1. Field of the Invention
The present invention relates generally to an ice making machine and more particularly to an automated ice making machine provided with a water level control device which is disposed within a sub-tank in fluid communication with an icing water tank to detect the water surface level within the icing water tank.
2. Description of the Prior Art
An example of an automated ice making machine of the type mentioned above has already been proposed, as in Japanese Patent Application Laid-Open No. 291,876/1986 (JP-A-No. 61-291,876) filed in the name of the inventor of the present application. FIG. 4 in the accompanying drawings shows a general arrangement of a water flow system incorporated in the prior art ice making maching mentioned above. In this figure, reference numeral 1 denotes an ice making plate equipped with an evaporator pipe 2 mounted thereon in a meandering pattern. An icing water tank 4 containing icing water (i.e. water to be transformed into ice) is disposed beneath the ice making plate 1 with a dropping water guide plate 3 being interposed therebetween. Provided in fluid communication with the icing water tank 4 is a water circulation pump 5 which serves to circulate the icing water during the freezing or icing mode so that the water is distributed over a surface of the ice making plated 1 from an icing water distributor 6 disposed above the ice making plate 1.

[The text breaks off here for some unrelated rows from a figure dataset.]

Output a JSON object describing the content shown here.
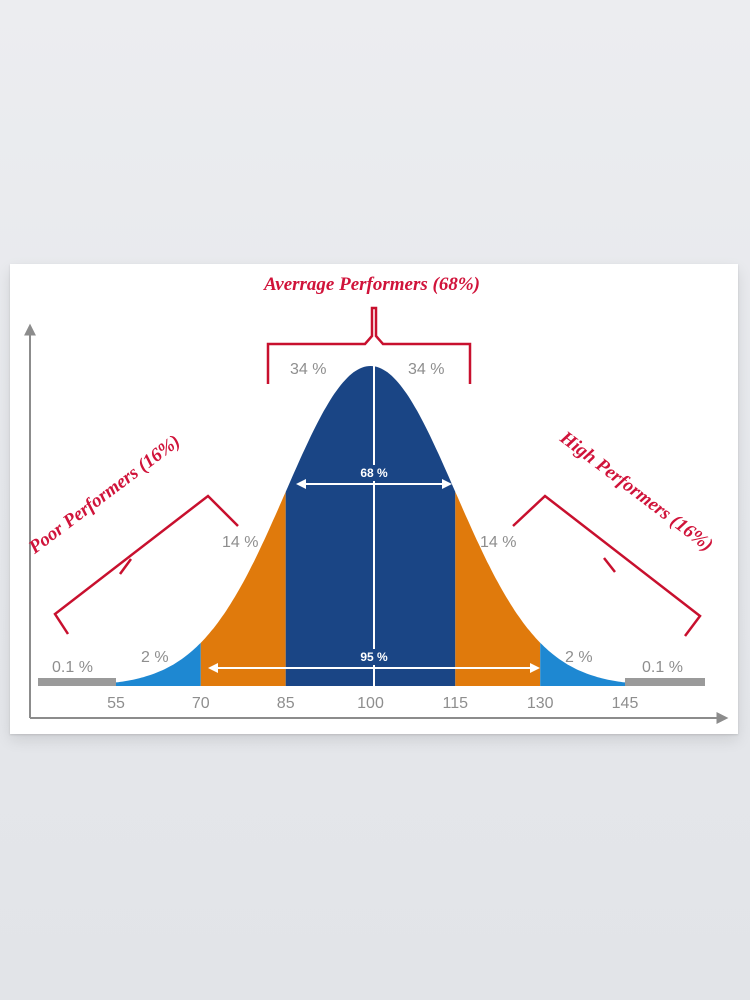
{
  "chart_data": {
    "type": "area",
    "title": "",
    "xlabel": "",
    "ylabel": "",
    "distribution": "normal",
    "mean": 100,
    "sd": 15,
    "x_ticks": [
      55,
      70,
      85,
      100,
      115,
      130,
      145
    ],
    "xlim": [
      45,
      158
    ],
    "segments": [
      {
        "from": 40,
        "to": 55,
        "label": "0.1 %",
        "color": "#9a9a9a"
      },
      {
        "from": 55,
        "to": 70,
        "label": "2 %",
        "color": "#1e88d2"
      },
      {
        "from": 70,
        "to": 85,
        "label": "14 %",
        "color": "#e07a0c"
      },
      {
        "from": 85,
        "to": 100,
        "label": "34 %",
        "color": "#1a4585"
      },
      {
        "from": 100,
        "to": 115,
        "label": "34 %",
        "color": "#1a4585"
      },
      {
        "from": 115,
        "to": 130,
        "label": "14 %",
        "color": "#e07a0c"
      },
      {
        "from": 130,
        "to": 145,
        "label": "2 %",
        "color": "#1e88d2"
      },
      {
        "from": 145,
        "to": 160,
        "label": "0.1 %",
        "color": "#9a9a9a"
      }
    ],
    "spans": [
      {
        "from": 85,
        "to": 115,
        "label": "68 %"
      },
      {
        "from": 70,
        "to": 130,
        "label": "95 %"
      }
    ],
    "annotations": {
      "average": "Averrage Performers (68%)",
      "poor": "Poor Performers (16%)",
      "high": "High Performers (16%)"
    },
    "colors": {
      "axis": "#8c8c8c",
      "bracket": "#c8102e",
      "annotation_text": "#d0133a",
      "label_text": "#8e8e8e"
    }
  }
}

On the other hand, a water supply valve 7 connectable to a water supply source such as an external water service system is connected to a second defreezing or deicing water distributor 9 through a T-joint 8. Extending downwardly from the leg of the T-joint 8 is a flush pipe 10 which is connected to a connector pipe 12 of a sub-tank 11 provided in fluid communication with the icing water tank 4. In a deicing operation mode, the water supply valve 7 is opened, whereby water from the water service system is distributed over the rear surface of the ice making plate 1 from the second water distributor 9 and at the same time is supplied to the sub-tank 11 by way of the flushing pipe 10. The deicing water distributed over the rear surface of the ice making plate 1 drops into the icing water tank 4 through the guide plate 3 to be collected therein as the water to be iced in the succeeding ice making cycle. On the other hand, the water supplied to the sub-tank 11 washes it and thence flows into the icing water tank 4 through the connector pipe 13. A major part of water flowing into the icing water tank 4 is discharged outwardly through an overflow pipe 14.
The upper limit of the water level within the icing water tank 4 is defined by the overflow pipe 14. During the icing operation cycle, water within the icing water tank 4 is circulated by the circulation pump 5 to be supplied to the ice making plate assembly 1, with result in that crescent-shaped ice pieces 15 are formed on the front surface of the ice making plate 1 and grow progressively in the course of time. When the ice pieces have grown to a certain size, the amount of water within the tank 4 has been decreased by an amount corresponding to the water consumed in forming the ice pieces. Since the icing water tank 4 is in fluid communication with the sub-tank 11 through the connecting pipea 13, the water level within the latter is also lowered correspondingly. Consequently, the water surface within the connector tube 12 which had been at a considerably higher level at the start of the icing operation cycle, as shown in FIG. 5 of the accompanying drawings, is progressively lowered down to a level where the water surface lies below the bottom end 12a of the connector pipe 12. At that time, a chamber 16 defined within the sub-tank 11 and hermetically closed until then is opened to the atmosphere through a vent orifice (not shown) formed in the joint 8. As a result, a float 17 is caused to move downwardly. When the float 17 has attained a predetermined position, a magnet 18 mounted on the float 17 actuates a reed switch 19, whereby a signal indicating completion of the ice making operation is generated to thus bring the icing operation cycle to an end.
In the prior art ice making machine described above, such an arrangement is adopted so that impurities sedimented and deposited within the sub-tank 11 are driven into the icing water tank 4 through the connecting pipe 13 under the washing action by a part of the deicing water flowing into the sub-tank 11 through the flushing pipe 10 during the deicing operation cycle. In practice, however, there may arise such a situation in which the deicing water can not be supplied to the sub-tank 11 in amounts great enough to drive or carry the impurities into the icing water tank 4 because of flow resistance presented by the joint 8 as well as for other reasons. This problem may be solved by increasing the flow of water through the water supply valve 7 thereby increasing the water supply to the sub-tank 11. In that case, however, the amount of deicing water dropping into the icing water tank 4 from the ice making plate 1 is naturally increased, with the result that the amount of water discharged outwardly through the overflow pipe 14 is also increased, which in turn means that water consumption is wastefully increased, giving rise to other problems.